The European Commission has announced aid of up to 11 billion euros (15 billion dollars) for Ukraine over the next couple of years provided it reaches a deal with the International Monetary Fund, entailing painful reforms like ending gas subsidies.

Diplomats said that at most the EU would condemn Russia’s so-far bloodless seizure of Crimea and suspend talks with Moscow on visa liberalization and economic cooperation, while threatening further measures if Putin does not accept mediation efforts soon.

They were expected to hold back from tougher steps both in hopes of a diplomatic breakthrough and out of fear of a tit-for-tat trade war with Russia, a major economic partner of Europe.

France has a deal to sell warships to Russia that it is so far not prepared to cancel, London’s banks have profited from facilitating Russian investment, and German companies have 22 billion dollars invested in Russia.

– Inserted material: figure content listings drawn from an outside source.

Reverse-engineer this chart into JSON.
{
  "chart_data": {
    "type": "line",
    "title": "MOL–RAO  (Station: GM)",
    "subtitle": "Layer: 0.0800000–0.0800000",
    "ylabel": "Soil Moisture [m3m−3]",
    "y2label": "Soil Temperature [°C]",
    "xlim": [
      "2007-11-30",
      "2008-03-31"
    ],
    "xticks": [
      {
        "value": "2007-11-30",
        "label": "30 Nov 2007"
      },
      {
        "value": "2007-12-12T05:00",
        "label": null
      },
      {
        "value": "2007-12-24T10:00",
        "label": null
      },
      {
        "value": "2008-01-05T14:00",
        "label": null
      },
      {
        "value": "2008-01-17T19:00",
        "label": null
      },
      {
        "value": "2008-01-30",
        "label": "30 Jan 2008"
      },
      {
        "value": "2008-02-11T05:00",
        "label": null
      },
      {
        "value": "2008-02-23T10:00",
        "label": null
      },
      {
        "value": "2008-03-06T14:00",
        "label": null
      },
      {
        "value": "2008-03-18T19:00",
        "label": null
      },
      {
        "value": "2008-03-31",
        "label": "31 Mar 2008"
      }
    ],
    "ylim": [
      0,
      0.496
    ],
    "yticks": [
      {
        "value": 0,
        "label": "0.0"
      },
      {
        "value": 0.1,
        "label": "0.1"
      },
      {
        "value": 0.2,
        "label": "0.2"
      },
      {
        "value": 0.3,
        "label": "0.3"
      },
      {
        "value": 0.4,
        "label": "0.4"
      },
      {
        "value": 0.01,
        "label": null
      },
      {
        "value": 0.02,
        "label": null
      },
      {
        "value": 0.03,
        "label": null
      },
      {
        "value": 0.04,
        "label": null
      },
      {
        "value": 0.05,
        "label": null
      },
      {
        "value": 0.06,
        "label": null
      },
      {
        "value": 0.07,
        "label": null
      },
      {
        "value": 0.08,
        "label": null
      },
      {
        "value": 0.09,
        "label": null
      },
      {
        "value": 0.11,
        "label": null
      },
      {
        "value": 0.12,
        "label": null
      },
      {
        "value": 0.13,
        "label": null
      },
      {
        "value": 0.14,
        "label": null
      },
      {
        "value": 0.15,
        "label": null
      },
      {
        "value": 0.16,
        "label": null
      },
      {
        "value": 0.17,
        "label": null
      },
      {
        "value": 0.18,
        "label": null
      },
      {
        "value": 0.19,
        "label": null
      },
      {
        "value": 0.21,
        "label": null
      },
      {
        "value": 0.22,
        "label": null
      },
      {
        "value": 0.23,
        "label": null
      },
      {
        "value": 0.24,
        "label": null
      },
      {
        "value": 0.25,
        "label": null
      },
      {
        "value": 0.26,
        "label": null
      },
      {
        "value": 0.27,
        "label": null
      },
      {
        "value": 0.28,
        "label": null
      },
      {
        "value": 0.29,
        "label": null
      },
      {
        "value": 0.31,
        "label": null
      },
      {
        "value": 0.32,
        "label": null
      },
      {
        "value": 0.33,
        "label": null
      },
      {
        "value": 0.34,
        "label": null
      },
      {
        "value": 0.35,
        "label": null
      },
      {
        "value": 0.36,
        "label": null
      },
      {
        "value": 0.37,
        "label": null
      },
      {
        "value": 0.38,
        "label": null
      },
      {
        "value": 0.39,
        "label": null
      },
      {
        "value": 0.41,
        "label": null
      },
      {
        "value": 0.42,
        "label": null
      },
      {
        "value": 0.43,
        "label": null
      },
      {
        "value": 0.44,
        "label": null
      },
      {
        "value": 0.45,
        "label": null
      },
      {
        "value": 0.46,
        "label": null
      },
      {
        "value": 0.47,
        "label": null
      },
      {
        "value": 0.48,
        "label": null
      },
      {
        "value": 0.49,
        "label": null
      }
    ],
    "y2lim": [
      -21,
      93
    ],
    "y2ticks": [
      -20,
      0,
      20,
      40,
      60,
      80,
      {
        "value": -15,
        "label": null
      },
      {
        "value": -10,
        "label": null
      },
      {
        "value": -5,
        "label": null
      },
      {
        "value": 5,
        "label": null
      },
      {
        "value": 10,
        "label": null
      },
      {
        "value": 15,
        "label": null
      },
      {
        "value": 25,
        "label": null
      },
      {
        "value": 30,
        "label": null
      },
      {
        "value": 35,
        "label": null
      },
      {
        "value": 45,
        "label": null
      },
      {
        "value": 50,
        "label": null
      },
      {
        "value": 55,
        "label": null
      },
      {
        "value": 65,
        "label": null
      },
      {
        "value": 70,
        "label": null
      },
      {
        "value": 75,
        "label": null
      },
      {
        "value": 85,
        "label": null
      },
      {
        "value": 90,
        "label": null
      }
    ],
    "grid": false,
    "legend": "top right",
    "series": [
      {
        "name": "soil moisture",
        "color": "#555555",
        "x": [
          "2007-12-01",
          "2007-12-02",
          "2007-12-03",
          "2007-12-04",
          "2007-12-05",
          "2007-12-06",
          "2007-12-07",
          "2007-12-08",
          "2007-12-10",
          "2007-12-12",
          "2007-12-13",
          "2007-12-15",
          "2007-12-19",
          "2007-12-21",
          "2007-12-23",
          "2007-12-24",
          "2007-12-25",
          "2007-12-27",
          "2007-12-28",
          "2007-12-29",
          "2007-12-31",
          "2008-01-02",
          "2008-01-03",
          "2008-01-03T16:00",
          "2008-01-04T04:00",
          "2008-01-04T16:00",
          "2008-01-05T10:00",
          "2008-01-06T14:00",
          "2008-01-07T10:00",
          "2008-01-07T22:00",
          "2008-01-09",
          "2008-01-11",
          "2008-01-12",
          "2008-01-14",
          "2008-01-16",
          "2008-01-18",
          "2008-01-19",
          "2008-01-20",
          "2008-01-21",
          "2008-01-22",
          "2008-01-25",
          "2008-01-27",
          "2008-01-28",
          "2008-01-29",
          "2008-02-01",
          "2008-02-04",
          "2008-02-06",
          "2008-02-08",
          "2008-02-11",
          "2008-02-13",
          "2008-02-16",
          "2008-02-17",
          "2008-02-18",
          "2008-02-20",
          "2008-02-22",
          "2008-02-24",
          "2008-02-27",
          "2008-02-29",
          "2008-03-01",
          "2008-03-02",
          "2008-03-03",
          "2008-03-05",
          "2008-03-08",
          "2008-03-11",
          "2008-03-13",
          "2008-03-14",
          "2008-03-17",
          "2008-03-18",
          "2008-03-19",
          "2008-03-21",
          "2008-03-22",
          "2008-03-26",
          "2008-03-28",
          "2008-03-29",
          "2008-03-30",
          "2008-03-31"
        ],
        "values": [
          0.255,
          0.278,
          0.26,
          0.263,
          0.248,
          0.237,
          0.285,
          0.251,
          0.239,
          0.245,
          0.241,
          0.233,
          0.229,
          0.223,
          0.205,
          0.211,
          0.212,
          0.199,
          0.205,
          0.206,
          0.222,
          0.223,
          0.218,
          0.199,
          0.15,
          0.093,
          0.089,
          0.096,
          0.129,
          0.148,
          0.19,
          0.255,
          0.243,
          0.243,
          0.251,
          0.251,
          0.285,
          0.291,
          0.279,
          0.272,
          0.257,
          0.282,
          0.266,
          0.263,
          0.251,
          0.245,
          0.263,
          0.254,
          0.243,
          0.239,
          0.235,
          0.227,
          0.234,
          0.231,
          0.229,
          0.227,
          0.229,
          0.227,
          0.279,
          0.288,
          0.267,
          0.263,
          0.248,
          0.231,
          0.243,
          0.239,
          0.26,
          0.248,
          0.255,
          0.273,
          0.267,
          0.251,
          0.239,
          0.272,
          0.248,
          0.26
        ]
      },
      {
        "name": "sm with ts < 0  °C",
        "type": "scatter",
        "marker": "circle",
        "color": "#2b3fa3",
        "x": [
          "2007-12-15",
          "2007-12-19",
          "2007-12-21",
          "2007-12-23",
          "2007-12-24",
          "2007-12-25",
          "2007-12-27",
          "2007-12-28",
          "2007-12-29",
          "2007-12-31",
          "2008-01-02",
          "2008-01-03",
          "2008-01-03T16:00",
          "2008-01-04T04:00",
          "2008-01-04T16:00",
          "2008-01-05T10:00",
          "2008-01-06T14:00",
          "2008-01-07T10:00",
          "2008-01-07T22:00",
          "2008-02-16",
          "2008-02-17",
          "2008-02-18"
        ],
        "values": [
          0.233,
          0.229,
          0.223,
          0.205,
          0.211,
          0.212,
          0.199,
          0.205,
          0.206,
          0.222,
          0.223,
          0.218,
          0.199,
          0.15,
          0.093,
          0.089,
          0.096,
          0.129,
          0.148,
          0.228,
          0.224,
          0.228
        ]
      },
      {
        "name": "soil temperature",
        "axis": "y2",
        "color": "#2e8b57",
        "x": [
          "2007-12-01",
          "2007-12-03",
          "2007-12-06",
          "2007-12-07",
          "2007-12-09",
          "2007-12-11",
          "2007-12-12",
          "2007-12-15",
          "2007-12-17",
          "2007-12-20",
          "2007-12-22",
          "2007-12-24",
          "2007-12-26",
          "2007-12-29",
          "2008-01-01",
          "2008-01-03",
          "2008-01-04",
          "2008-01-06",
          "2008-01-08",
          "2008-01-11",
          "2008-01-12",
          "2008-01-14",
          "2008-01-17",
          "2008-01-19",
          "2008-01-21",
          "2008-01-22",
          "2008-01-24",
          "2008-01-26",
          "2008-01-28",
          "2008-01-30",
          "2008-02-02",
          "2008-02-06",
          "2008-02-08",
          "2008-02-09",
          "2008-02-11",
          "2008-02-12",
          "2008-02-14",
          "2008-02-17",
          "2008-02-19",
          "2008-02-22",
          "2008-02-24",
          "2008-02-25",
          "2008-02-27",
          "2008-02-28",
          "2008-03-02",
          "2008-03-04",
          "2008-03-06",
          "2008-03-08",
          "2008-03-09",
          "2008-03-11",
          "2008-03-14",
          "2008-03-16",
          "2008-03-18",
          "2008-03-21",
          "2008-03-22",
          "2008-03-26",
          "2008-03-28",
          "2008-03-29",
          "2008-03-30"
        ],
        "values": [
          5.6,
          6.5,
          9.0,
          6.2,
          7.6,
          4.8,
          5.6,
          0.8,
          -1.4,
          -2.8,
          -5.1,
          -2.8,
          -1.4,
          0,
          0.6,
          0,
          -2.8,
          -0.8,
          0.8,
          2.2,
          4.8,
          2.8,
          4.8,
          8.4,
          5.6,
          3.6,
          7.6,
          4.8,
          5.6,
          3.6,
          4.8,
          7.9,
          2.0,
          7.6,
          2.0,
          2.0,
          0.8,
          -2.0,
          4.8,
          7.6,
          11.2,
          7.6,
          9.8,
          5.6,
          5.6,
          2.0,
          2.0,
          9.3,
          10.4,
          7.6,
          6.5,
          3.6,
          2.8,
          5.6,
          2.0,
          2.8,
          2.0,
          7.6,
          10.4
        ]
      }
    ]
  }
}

European Central Bank chief Mario Draghi said the crisis had already had a major impact on the Russian and Ukrainian economies, but little effect so far on the eurozone.

Russia kept the door ajar for more diplomacy on its own terms, announcing on Thursday a meeting of former Soviet states, including Ukraine, for April 4.

Lavrov said attempts by Western countries to take action over the Ukraine crisis via democracy watchdog OSCE and the NATO military alliance were not helpful.

He stuck to Putin’s line—ridiculed by the West—that Moscow does not command the troops without national insignia which have taken control of Crimea, besieging Ukrainian forces, and hence cannot order them back to barracks.

Outside Crimea, in eastern and southern cities that saw big pro-Russian demonstrations, the tide of public opinion appears however to be turning in favor of Kiev.

Ukrainian police cleared pro-Moscow demonstrators from the regional parliament building in Donetsk, where pro-Kiev demonstrations are now much larger than pro-Moscow ones in the city, home town of ousted leader Yanukovych.